1 of 2
Winter Storm Leon shades Crest Oxmoor
South Shades Crest and West Oxmoor were impassable as of 10 a.m.
2 of 2
Winter Storm Leon Cahaba Road
Cahaba Road in Mountain Brook is blocked by a nine-car accident.
“No way I’m heading out there now,” I told my wife, Ashley, on the phone. “I did it last year, and there was no end to the misery.”
It was 11 a.m. and everyone in the office had turned loose, arms open to embrace catastrophe. I just sat at my desk and combed my inbox for updates.
I heard from co-workers at different times throughout the day. One was lucky and made it home. Another two made it all of three blocks in three hours. About 3 p.m., Keith, our creative director who left the office first, walked back through my door.
In the meantime, I had found Rhonda and Hannah, a mother and daughter from Montgomery stranded in the complex. Rhonda’s husband and 7-year-old son were trapped on U.S. 280 West near the Colonnade, inching their way up the hill toward Mountain Brook.

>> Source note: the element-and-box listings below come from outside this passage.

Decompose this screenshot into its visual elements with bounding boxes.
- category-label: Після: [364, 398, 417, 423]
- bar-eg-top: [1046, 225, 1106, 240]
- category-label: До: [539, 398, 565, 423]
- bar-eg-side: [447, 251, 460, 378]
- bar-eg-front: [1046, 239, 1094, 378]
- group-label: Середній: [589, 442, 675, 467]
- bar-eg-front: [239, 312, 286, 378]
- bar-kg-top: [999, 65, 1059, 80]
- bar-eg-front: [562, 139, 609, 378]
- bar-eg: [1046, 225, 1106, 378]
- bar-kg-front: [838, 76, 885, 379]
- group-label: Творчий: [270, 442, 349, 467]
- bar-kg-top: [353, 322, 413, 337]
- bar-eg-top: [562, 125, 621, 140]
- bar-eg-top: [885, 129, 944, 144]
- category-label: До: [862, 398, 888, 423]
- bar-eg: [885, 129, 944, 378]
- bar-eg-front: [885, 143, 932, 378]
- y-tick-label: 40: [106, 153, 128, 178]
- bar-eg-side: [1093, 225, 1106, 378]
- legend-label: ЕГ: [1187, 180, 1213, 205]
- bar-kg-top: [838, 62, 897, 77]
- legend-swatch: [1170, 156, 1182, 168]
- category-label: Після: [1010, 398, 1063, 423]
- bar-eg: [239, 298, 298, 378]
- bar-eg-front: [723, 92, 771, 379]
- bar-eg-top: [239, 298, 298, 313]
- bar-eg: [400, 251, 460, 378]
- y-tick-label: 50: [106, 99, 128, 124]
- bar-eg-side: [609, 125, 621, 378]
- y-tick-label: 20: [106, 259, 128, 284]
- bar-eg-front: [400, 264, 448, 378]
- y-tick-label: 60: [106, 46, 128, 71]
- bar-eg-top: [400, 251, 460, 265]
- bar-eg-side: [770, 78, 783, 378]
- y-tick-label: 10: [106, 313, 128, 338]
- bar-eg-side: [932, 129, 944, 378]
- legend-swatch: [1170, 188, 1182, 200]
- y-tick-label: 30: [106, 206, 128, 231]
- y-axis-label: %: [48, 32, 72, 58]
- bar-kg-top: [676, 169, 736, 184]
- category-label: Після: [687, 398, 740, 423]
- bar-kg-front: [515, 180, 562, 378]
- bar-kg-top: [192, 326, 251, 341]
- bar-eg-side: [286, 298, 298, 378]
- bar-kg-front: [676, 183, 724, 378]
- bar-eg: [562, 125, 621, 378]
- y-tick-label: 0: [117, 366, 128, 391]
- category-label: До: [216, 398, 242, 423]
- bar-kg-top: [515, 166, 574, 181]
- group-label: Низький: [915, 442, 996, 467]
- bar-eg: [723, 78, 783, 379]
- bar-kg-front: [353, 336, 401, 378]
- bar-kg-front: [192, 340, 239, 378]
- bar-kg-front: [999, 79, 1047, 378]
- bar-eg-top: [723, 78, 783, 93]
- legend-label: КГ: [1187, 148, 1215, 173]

I made them some coffee and told them not to hope too much for a reunion, but instead get them off the road and somewhere warm.
“He said he would if he could, but there’s nowhere to go,” she answered.
Keith and I gave them walking directions to their hotel and resigned to the idea of staying the night at the office. We took a walk down Cahaba Road into Mountain Brook Village for supplies, passing out copies of Village Living to dozens of stranded drivers before picking out a selection of frozen pastas and pot pies. I should’ve bought a toothbrush.
There was a certain weight to being behind a desk while Birmingham exploded. It was warm and safe, but the bystander’s guilt was maddening. Report after report came through from law enforcement saying, “Don’t get on the roads,” but it was too late. They were already out there, desperate to get to their kids.
Keith and I ate chicken fingers at the conference table and weighed options. After dark, we decided the best bet was to walk to English Village to sleep at a friend’s in recliners as opposed to the office floor. At the top of the hill on Cahaba, there was a seven-car pile up. On our way back to the office the next morning, it had expanded to nine.
A woman stopped us at the site of the wreck to ask if we were looters. Before I could ask what would possibly make her lead with that question, she revealed several trapped cars in the area had been rifled through overnight.
After that, Keith and I walked up to 280 to see if we could help. It was immediately evident we couldn’t. Bits of reflective plastic covered the white road like ice cream sprinkles. Tractor trailers slid into formation to inch past the used car lot 280 had become. People were driving the same direction on both sides of the divide. We were not equipped to do anything but take photos.
We walked down to Brookwood, and Keith struck off on a tour of U.S. 31 and Hollywood. He bravely left for home at about 11 a.m. I was not so brave.
I went back to the desk and powered out the best road update I could put together because, were it me separated from my kids, I’d want to know the quickest remedy for it. I updated it for a couple hours and suddenly felt too tired to do it anymore. What really happened was I realized I was alone. I passed out.
Two hours later, Dan, the publisher, showed up. He had walked from West Homewood to Brookwood and driven to Office Park from there. He said Lakeshore was good, so I went.
I was going to Regent Forest in Hoover, which meant I needed to get up the hill. Columbiana Road was non-negotiable, and I-65 South wasn’t moving. I had already received a photo of South Shades Crest. That wasn’t happening. I parked safely near Samford and started walking.
My hike was better than most — only four or five miles. I felt guilty.
I wondered what was everyone else was thinking when they did this the night before? Anger, surely, over a situation spun wildly out of control. Maybe hope of being warm drug them up this hill and over the next three.
Maybe though, they were like me for most of it. Whether they had kindergarteners in tow, or a spouse or a parent, or they were all alone, too, maybe they just watched where they stepped. The real hope being that the black spot ahead was asphalt and nothing more.